Par une décision du 5 avril 2026, l’Autorité nationale indépendante des élections apporte des modifications à un élément souvent négligé du processus électoral : les modalités de prestation de serment des membres des bureaux de vote.
Ce texte vient ajuster la décision du 22 mars 2021, adoptée dans le cadre de la mise en œuvre de la loi organique relative au régime électoral. S’il peut sembler secondaire à première lecture, il touche en réalité à un moment clé du processus électoral : l’engagement formel des acteurs chargés de garantir la régularité du scrutin.
Dans tout système électoral, la prestation de serment n’est pas une simple formalité. Elle constitue un acte juridique et symbolique par lequel les membres des bureaux de vote s’engagent à respecter les principes d’impartialité, de transparence et de sincérité du vote.
Une harmonisation des fonctions : le rôle central des coordinateurs
La principale modification introduite par la décision concerne l’article 3 du texte initial. Elle remplace certaines désignations institutionnelles par de nouvelles appellations : les références aux anciennes structures sont désormais substituées par celles de « coordinateur de wilaya » et de « coordinateur auprès des représentations diplomatiques ou consulaires ».

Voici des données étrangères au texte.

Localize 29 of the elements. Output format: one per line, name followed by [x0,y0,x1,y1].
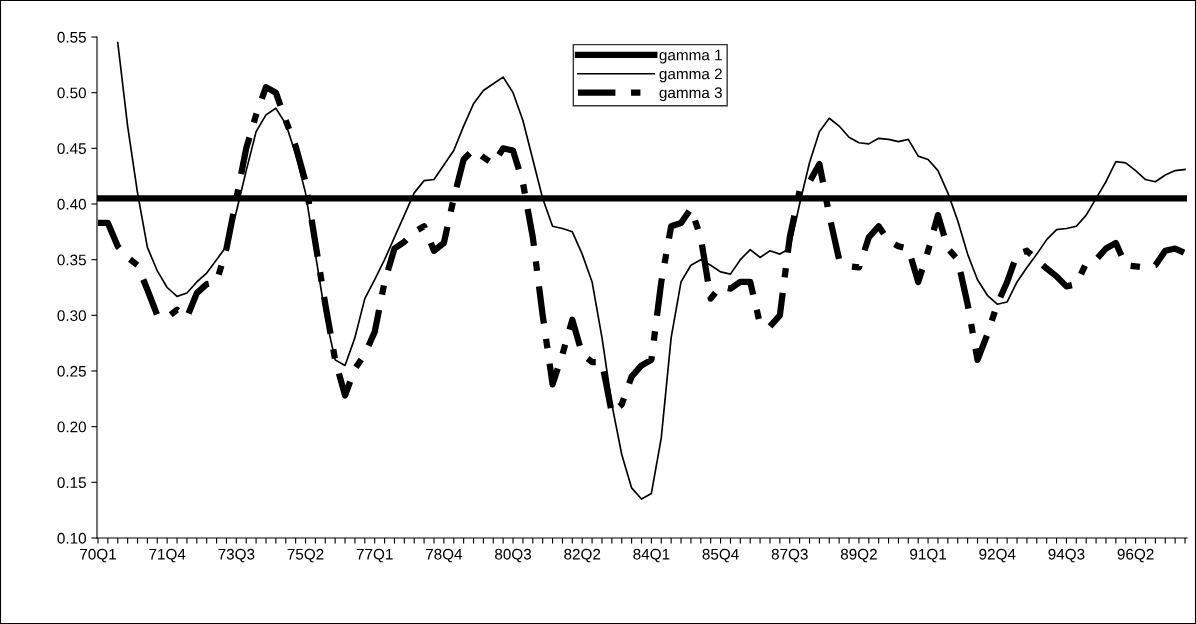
x-tick-label: 85Q4 [702,548,739,563]
legend-label: gamma 2 [659,68,722,83]
y-tick-label: 0.15 [57,477,86,489]
x-tick-label: 96Q2 [1117,548,1154,563]
x-tick-label: 89Q2 [840,548,877,563]
x-tick-label: 78Q4 [425,548,463,563]
x-tick-label: 77Q1 [356,548,393,563]
legend-label: gamma 1 [659,49,722,64]
legend-label: gamma 3 [659,87,722,102]
y-tick-label: 0.40 [57,198,86,210]
x-tick-label: 92Q4 [979,548,1016,563]
x-tick-label: 87Q3 [771,548,808,563]
x-tick-label: 82Q2 [564,548,601,563]
x-tick-label: 91Q1 [910,548,947,563]
y-tick-label: 0.50 [57,87,86,99]
y-tick-label: 0.20 [57,421,86,433]
y-tick-label: 0.30 [57,310,86,322]
x-tick-label: 71Q4 [149,548,186,563]
y-tick-label: 0.25 [57,365,86,377]
x-tick-label: 94Q3 [1048,548,1085,563]
x-tick-label: 80Q3 [495,548,532,563]
y-tick-label: 0.35 [57,254,86,266]
x-tick-label: 70Q1 [80,548,116,563]
y-tick-label: 0.45 [57,143,86,155]
y-tick-label: 0.10 [57,532,86,544]
x-tick-label: 73Q3 [218,548,255,563]
x-tick-label: 75Q2 [287,548,324,563]
y-tick-label: 0.55 [57,31,86,43]
x-tick-label: 84Q1 [633,548,670,563]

Ce changement n’est pas isolé. Il s’inscrit dans une سلسلة de réformes récentes visant à uniformiser l’organisation interne de l’Autorité nationale indépendante des élections.

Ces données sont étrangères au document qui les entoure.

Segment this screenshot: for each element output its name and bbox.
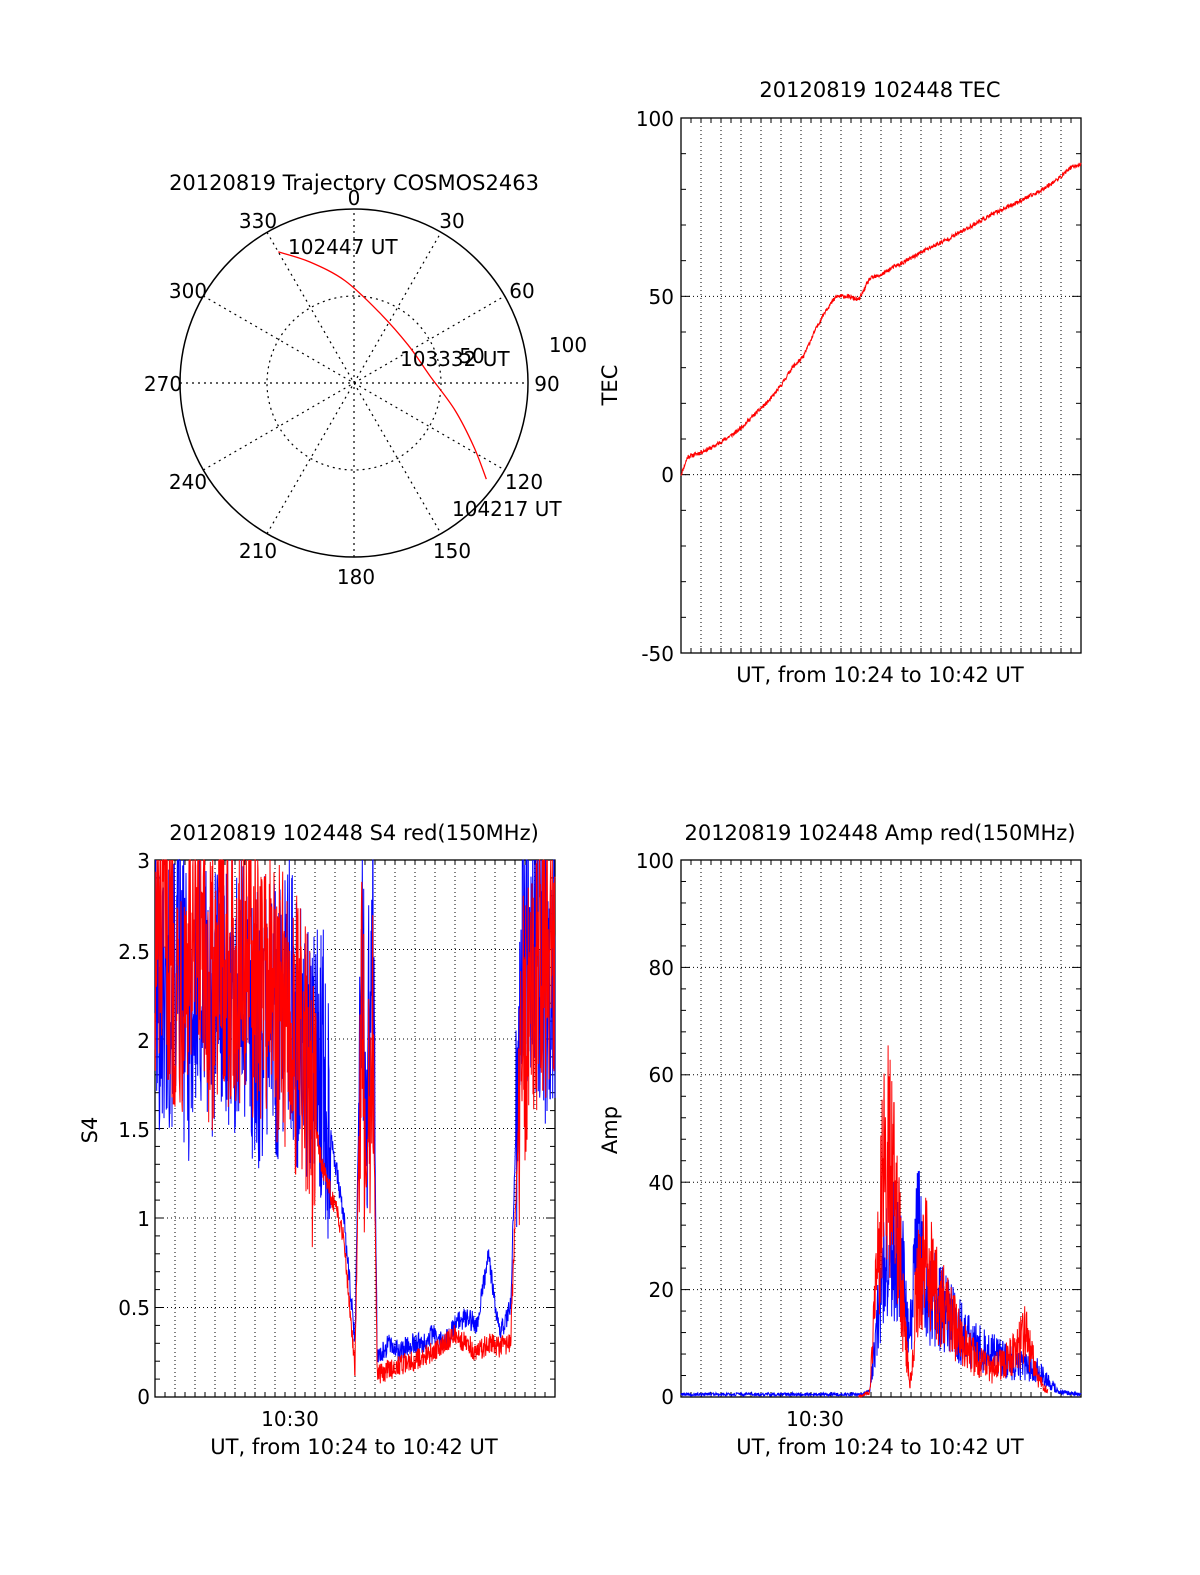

Derrière cette évolution terminologique se cache une transformation plus profonde :
- une centralisation accrue de la gestion électorale ;
- une clarification des responsabilités au niveau local et à l’étranger ;
- et une volonté d’assurer une cohérence dans l’encadrement des opérations électorales.
Le coordinateur devient ainsi un acteur pivot, chargé de superviser et d’encadrer des étapes aussi sensibles que la prestation de serment.

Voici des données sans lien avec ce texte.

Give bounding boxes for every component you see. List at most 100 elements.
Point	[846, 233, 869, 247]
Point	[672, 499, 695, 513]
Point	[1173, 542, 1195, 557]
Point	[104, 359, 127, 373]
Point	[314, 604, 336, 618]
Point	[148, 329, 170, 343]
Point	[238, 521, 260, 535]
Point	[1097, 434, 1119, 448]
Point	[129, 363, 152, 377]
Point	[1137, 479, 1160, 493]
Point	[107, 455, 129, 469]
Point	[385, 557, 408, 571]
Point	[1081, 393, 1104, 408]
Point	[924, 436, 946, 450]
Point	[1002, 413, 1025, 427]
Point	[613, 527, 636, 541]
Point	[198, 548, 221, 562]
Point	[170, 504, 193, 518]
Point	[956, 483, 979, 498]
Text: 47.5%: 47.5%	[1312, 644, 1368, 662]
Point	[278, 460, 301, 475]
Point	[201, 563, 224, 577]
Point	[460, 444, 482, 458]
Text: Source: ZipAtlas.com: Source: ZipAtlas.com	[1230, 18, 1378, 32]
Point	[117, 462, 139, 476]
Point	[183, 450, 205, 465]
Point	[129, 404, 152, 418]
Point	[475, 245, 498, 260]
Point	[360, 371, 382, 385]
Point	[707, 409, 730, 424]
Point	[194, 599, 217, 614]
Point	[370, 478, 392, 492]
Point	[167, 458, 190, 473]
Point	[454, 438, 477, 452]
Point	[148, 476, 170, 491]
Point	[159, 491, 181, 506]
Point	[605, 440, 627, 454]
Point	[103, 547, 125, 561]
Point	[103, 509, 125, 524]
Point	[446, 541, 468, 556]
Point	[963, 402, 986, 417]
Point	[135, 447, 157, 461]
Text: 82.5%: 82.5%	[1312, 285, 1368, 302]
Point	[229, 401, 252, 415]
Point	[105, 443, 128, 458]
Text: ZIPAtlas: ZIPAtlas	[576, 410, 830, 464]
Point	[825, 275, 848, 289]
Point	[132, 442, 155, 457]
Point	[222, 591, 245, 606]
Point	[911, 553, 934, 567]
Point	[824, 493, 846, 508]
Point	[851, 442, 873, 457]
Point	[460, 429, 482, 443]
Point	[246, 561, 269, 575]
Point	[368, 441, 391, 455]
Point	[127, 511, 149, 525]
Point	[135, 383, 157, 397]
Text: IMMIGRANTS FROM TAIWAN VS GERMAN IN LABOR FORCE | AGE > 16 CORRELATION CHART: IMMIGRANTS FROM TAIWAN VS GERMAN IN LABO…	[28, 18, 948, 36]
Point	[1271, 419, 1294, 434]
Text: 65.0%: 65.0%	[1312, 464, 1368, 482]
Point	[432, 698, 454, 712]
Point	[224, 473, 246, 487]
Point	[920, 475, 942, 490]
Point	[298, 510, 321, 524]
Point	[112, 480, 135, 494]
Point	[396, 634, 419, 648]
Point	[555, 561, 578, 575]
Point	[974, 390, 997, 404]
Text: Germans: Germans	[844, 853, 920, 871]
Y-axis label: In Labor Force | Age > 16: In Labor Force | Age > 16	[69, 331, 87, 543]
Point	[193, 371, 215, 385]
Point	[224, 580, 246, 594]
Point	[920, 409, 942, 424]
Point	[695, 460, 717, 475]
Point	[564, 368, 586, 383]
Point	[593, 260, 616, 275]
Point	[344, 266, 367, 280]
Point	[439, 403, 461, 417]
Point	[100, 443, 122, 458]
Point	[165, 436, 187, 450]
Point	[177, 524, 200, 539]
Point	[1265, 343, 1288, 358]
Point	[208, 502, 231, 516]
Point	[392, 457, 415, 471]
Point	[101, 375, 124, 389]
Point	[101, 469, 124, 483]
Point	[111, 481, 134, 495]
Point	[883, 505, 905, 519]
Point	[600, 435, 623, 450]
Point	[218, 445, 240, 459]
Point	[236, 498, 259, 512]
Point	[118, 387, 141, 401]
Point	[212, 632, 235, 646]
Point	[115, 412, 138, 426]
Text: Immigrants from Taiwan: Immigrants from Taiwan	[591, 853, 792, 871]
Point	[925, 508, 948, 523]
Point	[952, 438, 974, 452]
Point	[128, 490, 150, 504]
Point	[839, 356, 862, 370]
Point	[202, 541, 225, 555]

Une mise à jour du modèle de serment : vers plus de lisibilité procédurale
La décision modifie également l’annexe relative au modèle de document utilisé lors de la prestation de serment.
Désormais, ce document mentionne explicitement :
- la nature de l’opération électorale ou référendaire ;
- ainsi que la date du scrutin.
Ce qui peut paraître comme un simple ajustement formel répond en réalité à une exigence de traçabilité et de clarté. En identifiant précisément le contexte dans lequel le serment est prêté, le texte renforce la valeur juridique de cet engagement.
Cela permet notamment :
- d’éviter toute ambiguïté sur la portée du serment ;
- de faciliter les عمليات de contrôle ou de vérification a posteriori ;
- et de mieux encadrer la responsabilité des membres des bureaux de vote.
Un renforcement indirect de la sécurité juridique du processus électoral
Ces modifications, bien que limitées, participent à un objectif plus large : renforcer la sécurité juridique des opérations électorales.
La prestation de serment joue un rôle clé dans ce dispositif. Elle constitue une garantie préalable, censée prévenir les comportements irréguliers et rappeler aux membres des bureaux de vote l’importance de leur mission.
En encadrant plus précisément :
- les autorités compétentes pour superviser cette étape ;
- et les modalités formelles du serment ;
la décision contribue à réduire les zones d’incertitude juridique.
Mais attention à ne pas surestimer la portée de ce type de réforme : un cadre juridique plus précis ne suffit pas, à lui seul, à garantir la sincérité d’un scrutin. Il en crée les conditions, sans en assurer automatiquement l’effectivité.
Entre formalisation et effectivité : la limite des ajustements techniques
Cette décision illustre une tendance fréquente en matière électorale : l’amélioration progressive des règles procédurales, par touches successives.
Ces ajustements sont nécessaires, mais ils posent une question de fond : jusqu’où la formalisation peut-elle réellement sécuriser le processus électoral ?
Un serment mieux encadré, des documents plus précis, des fonctions mieux définies… tout cela renforce la structure. Mais la fiabilité d’un système électoral dépend aussi d’éléments moins visibles :
- la formation des acteurs ;
- leur indépendance réelle ;
- et les mécanismes de contrôle effectifs.
En d’autres termes, la norme peut encadrer le comportement, mais elle ne le remplace pas.
Un signal de continuité dans la réforme électorale
Au final, la décision du 5 avril 2026 ne constitue pas une rupture, mais un maillon supplémentaire dans un processus continu de rationalisation du cadre électoral.
Elle confirme une orientation claire : renforcer progressivement les garanties procédurales, harmoniser les structures et améliorer la lisibilité des règles.
Reste une interrogation essentielle : ces ajustements successifs finiront-ils par produire un changement qualitatif du système électoral, ou resteront-ils des améliorations techniques sans impact réel sur la perception de sa crédibilité ?
La réponse dépendra moins des textes que de leur application concrète.